CAN A HELICOBACTER INFECTION BE CURED WITH PROBIOTIC DRUGS?
H. pylori is very well adapted to the gastric mucosa, so a 14-day regimen of therapy with a proton pump inhibitor with two or three antibiotics remains the basis of treatment. At the same time, undesirable phenomena often occur, the severity of which decreases with the use of certain strains of probiotics, which contributes to taking a full course of therapy and increasing its effectiveness.
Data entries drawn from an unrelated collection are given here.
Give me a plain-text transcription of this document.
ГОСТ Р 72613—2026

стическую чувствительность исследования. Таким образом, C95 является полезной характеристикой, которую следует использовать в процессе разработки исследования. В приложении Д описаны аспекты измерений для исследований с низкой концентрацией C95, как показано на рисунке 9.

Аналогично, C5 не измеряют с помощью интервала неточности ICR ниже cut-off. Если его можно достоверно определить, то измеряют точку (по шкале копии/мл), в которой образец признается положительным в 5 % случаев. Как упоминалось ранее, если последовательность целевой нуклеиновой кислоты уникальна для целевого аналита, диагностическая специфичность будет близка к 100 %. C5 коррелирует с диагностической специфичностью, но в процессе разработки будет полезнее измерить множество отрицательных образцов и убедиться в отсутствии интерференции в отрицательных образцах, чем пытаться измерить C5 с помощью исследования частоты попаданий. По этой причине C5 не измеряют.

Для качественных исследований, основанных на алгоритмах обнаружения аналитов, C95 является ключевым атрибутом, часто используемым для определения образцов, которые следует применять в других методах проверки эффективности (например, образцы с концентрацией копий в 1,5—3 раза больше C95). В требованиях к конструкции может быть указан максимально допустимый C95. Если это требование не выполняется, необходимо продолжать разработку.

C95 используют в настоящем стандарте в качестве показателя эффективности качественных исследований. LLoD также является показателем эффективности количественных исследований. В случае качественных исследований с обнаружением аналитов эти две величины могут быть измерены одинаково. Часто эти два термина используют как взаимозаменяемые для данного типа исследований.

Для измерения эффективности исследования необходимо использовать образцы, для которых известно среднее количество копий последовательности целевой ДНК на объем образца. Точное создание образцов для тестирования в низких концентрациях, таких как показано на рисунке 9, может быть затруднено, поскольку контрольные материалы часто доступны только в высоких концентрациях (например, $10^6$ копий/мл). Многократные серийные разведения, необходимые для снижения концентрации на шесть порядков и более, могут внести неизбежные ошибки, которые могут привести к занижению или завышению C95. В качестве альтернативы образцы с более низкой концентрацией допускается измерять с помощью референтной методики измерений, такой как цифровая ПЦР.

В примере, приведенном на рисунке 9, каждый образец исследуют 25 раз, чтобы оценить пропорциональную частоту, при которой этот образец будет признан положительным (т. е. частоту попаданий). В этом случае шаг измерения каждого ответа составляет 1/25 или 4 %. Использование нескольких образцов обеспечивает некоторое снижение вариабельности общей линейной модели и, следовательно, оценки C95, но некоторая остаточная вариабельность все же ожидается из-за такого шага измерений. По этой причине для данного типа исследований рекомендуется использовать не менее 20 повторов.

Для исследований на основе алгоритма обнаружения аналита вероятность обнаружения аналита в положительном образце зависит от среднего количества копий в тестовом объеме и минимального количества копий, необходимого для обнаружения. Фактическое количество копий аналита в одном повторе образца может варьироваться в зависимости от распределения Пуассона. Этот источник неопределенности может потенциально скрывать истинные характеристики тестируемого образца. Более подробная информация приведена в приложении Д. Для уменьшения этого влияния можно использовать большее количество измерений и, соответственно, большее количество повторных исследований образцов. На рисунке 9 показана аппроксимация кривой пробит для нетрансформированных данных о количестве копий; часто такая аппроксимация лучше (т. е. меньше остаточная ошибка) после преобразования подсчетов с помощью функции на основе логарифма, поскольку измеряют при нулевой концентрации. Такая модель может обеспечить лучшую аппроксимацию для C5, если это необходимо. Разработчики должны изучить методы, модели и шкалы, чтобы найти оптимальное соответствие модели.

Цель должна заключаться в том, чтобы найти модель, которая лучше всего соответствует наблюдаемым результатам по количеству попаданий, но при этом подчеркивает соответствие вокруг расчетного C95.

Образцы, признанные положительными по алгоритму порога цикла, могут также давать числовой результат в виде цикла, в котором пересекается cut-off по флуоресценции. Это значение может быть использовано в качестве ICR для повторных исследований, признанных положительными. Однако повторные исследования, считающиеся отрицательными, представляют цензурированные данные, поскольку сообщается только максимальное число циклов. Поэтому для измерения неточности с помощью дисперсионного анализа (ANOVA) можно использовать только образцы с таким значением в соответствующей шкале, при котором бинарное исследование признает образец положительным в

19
Of course, alternative eradication schemes without antibiotics are being investigated. Recently, we completed a pilot study of gastrokur dietary supplements (active ingredients –dihydroquercetin and indole-3-carbinol) in combination with pantoprazole in patients with helicobacter infection without erosive and ulcerative lesions and severe symptoms. Out of 10 patients, 2 had complete eradication. For a drug of plant origin, 20% is a good result, because it means that every fifth patient will be able to recover without antibiotics. Such methods are promising as an alternative approach to eradication. They can be recommended to patients as primary treatment, and in case of ineffectiveness, antibiotic therapy can be prescribed.